This July, the Hong Kong and London-based conglomerate Swire Pacific signed an agreement to purchase Coca-Cola’s bottling and distribution businesses in Vietnam and Cambodia for US$1.015 billion.

The acquisition, which is scheduled to complete in the next six months, brought back vivid memories of Coke’s attempt to buy THP back in 2012. We were offered $2.5 billion for our company.

We turned it down.

This is not what Coke had been expecting at all. As I wrote in the book Competing with Giants, their senior management viewed us as David to their Goliath.

They were the giant multinational company and we were the much smaller but fast-expanding national operator. They wanted to use us as springboard to increase their market share across Vietnam, as well as neighbouring Cambodia and Laos.

But as anyone who understands the biblical parable knows it is not size that counts. Local knowledge, commitment and passion are what matters.

THP has all three, whereas Vietnam was just another market for Coke. This is why we are still Vietnam’s most profitable soft drinks company and they are not.

Recent financial data shows that our net income was triple the VND 838 billion (US$32 million) that Coke made in 2020. It is a similar situation where Suntory Pepsi is concerned.

Coke has been trying to crack Vietnam since 1994. They were one of the first US companies to set up operations after North America’s then President, Bill Clinton, lifted economic sanctions. But it took them almost two decades to even turn a profit.

By contrast, Swire Pacific understands Asia well. It sees “significant opportunities” in Vietnam because of the country’s size, rising wealth and demographics.

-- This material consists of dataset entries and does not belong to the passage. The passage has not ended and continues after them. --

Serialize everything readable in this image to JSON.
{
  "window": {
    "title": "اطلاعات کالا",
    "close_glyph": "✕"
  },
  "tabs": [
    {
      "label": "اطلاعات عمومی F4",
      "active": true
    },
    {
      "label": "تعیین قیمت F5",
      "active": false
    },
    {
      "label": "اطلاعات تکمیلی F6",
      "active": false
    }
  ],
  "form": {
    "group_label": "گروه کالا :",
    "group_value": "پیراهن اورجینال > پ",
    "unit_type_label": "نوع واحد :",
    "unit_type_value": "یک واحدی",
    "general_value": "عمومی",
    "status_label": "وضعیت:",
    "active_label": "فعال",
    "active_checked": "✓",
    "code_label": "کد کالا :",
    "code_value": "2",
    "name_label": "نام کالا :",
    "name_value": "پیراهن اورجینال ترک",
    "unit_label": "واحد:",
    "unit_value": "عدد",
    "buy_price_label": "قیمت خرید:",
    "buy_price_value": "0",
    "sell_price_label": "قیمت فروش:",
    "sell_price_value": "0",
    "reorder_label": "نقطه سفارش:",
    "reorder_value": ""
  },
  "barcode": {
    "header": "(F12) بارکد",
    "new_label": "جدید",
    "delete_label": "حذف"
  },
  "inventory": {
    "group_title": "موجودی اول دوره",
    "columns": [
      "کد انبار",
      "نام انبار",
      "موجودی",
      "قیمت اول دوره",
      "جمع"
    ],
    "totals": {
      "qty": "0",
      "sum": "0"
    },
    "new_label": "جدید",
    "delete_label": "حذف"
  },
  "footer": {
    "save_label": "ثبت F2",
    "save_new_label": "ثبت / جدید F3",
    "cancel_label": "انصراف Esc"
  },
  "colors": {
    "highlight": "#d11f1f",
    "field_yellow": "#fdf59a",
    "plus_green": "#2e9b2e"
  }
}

We could not agree more. Yet while Swire has regional experience its management does not necessarily understand Vietnam.

The acquisition by their subsidiary Swire Coca-Cola is their first one in South East Asia’s beverage sector. So while we welcome the competition, we do not fear it.

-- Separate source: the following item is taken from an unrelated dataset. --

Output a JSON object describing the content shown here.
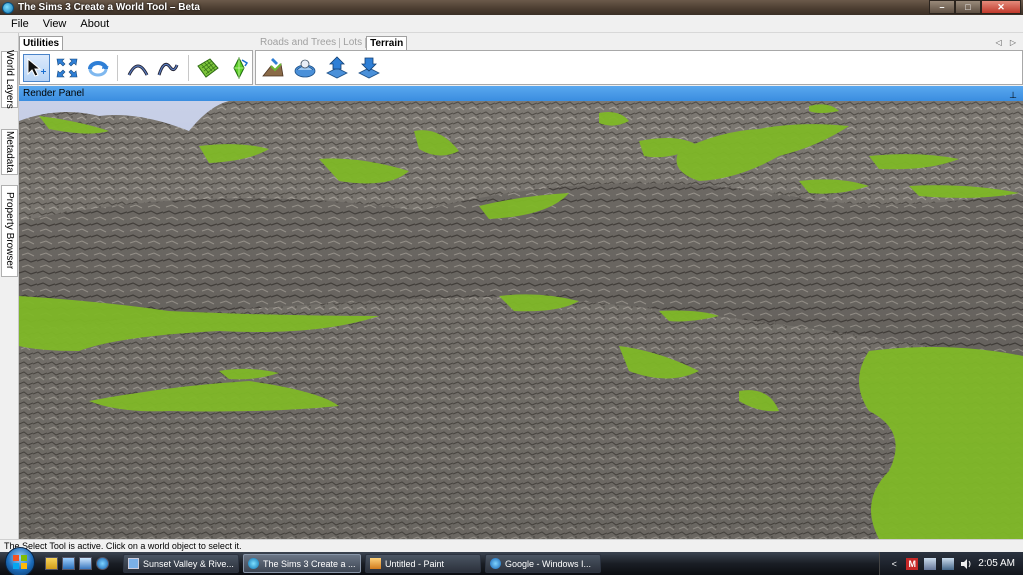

THP is not only more profitable than international competitors in Vietnam but also enjoys far higher profit margins. There are many reasons why.

One of the main ones relates to our distribution network. We have spent many decades building it up so that we reach all parts of the country through every sales channel.

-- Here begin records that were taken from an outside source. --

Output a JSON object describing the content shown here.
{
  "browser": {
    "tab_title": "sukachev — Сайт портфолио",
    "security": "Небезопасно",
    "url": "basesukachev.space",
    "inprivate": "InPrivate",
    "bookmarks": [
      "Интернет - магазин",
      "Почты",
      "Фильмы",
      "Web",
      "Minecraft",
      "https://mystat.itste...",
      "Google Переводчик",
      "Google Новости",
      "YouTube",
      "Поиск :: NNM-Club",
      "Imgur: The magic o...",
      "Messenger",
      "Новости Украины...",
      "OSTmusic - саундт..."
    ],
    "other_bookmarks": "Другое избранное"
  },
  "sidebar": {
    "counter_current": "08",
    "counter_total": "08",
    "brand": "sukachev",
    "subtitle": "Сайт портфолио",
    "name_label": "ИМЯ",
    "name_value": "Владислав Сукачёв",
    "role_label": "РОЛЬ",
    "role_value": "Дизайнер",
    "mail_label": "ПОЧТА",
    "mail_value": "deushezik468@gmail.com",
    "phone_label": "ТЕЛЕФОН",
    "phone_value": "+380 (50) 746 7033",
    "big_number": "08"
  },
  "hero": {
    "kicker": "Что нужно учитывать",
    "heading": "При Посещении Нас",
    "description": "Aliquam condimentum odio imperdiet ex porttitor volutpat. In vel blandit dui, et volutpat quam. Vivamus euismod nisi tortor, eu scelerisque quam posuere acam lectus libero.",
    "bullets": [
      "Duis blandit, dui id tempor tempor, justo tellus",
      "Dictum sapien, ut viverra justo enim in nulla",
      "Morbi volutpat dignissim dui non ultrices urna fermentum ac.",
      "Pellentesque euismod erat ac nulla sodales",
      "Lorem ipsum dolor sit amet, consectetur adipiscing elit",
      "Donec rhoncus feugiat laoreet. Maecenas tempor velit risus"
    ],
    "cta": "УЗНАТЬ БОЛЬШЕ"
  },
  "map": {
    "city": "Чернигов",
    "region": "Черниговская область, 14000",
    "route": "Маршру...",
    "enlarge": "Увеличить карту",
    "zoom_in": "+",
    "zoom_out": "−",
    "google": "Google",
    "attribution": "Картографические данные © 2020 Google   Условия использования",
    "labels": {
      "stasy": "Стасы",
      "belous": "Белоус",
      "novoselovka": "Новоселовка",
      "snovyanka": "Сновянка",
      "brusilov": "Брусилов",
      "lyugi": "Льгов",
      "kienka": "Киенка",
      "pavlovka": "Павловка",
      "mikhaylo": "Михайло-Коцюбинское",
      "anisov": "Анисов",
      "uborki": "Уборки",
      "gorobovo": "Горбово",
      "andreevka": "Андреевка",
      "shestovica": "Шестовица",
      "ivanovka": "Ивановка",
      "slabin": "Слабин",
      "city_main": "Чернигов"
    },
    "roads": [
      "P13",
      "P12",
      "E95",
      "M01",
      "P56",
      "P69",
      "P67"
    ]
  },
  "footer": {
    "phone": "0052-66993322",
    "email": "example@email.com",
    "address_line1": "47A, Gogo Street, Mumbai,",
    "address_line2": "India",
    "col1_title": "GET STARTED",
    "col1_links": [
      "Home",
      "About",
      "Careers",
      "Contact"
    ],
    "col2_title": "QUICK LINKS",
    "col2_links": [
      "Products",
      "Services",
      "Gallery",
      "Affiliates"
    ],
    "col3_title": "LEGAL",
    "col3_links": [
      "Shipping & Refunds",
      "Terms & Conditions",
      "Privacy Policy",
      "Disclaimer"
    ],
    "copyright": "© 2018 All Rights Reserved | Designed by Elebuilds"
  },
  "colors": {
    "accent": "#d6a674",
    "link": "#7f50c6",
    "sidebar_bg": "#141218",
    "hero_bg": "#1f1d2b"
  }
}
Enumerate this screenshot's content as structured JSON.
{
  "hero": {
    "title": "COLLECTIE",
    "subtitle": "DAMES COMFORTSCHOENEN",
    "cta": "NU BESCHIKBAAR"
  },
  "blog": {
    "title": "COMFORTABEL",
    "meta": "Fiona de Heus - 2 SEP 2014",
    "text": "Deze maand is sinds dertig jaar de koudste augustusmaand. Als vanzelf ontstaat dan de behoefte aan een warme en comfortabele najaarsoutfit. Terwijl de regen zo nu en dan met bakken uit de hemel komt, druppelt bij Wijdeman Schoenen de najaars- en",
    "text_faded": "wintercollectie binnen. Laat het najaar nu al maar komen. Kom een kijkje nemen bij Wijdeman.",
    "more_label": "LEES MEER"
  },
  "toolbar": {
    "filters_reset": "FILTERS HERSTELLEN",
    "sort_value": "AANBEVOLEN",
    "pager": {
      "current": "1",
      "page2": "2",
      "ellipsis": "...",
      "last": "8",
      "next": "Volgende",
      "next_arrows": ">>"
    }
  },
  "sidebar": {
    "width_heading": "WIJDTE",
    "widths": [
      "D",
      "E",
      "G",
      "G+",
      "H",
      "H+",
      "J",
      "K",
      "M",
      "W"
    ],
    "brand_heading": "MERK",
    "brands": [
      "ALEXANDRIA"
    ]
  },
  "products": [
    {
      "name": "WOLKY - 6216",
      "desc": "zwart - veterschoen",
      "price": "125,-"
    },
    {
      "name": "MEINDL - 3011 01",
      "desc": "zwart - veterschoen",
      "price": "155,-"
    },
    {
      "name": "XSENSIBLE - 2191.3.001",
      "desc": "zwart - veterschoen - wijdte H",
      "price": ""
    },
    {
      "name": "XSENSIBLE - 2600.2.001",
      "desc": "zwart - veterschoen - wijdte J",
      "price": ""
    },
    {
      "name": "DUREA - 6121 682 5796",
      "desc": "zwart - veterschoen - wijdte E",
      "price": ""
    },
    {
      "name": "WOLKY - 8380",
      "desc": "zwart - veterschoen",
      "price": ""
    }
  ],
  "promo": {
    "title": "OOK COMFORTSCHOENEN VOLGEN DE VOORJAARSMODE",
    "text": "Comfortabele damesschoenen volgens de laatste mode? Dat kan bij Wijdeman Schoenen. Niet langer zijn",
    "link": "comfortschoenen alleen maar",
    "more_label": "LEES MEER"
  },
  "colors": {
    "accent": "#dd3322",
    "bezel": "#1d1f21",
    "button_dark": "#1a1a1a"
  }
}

Our marketing budget also achieves far more bang for the buck because we understand our customers and how to get through to them. In addition, there are plenty of studies showing how and why consumers prefer domestic brands.

When a country first rises up the income scale, it is often foreign brands, which do well. They confer a visible symbol of affluence on the people who can afford them.

This reverses once countries hit middle-income status and beyond. This is when consumers take pride in local brands. Their success reinforces what the country as a whole is achieving.

We are all very proud of what THP’s warriors have achieved in the decade since Coke tried to acquire us in 2012. I know that we will still feel the same way one decade from now and the many beyond that.

As our sixth core value puts it “Today is better than yesterday but not as good as tomorrow.” Let’s all raise a glass of a healthy beverage to that!!